This Saturday at 3PM, Ambeth Ocampo will be giving his final talk on the History Comes Alive Series at the Ayala Museum. I've learned a great deal in three short sessions so I'm pretty excited to attend the fourth one. I can now relate with his pupils from the University of the Philippines and the Ateneo who adore his offbeat teaching style. So just to give a taste of tasty historical tidbits I picked up, I listed them down as some of the top things I picked up from Ambeth Ocampo:
1. In the images we have of our heroes, Jose Rizal is always portrayed as the writer, hunched over his desk with his quill. Andres Bonifacio on the other is brawny and muscular complete with six-pack abs. But he said that it was actually the other way around, Rizal had a body builder's proportion with a perfectly v-shaped back. While Bonifacio was skinny to the point of being sickly.
2. Guillermo Tolentino, a Filipino National Artist for Sculpture, was also a founding member of the Union Espiritista Cristiana de Filipinas. He'd communicate with dead heroes through seances, ask them about themselves in order to get their busts to come out correctly. He even wrote a book, "Si Rizal" where Tolentino has a transcript of him talking to Rizal through a medium.

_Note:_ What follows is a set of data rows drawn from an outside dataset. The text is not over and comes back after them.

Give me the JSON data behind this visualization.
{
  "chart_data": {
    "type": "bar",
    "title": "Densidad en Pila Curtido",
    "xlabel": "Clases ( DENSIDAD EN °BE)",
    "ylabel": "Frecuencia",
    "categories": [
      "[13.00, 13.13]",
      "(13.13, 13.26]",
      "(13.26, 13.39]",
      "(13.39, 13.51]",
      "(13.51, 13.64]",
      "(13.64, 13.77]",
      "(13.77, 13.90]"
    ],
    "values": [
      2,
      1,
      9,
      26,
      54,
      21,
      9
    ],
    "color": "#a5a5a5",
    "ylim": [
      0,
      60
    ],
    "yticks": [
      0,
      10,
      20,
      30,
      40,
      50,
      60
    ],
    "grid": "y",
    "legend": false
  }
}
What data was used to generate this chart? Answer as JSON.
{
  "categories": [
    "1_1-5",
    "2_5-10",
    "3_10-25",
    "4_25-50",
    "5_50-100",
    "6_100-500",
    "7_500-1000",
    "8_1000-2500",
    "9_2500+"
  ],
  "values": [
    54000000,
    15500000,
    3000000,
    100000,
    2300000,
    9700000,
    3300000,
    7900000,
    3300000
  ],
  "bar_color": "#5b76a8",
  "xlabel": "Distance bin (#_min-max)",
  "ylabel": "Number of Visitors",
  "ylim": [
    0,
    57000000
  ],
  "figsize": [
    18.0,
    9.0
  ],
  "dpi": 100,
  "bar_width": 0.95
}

3. Thomas Edison, the man hailed for inventions like the lightbulb and the phonograph, was also quite the avid filmmaker. He was commissioned by the U.S. government to create propaganda films about the Philippine American War. He showed us some of the clips which were supposedly shot in the Philippines, but actually took place in generic looking jungles in the U.S. using an all-American cast with African Americans playing the Filipinos.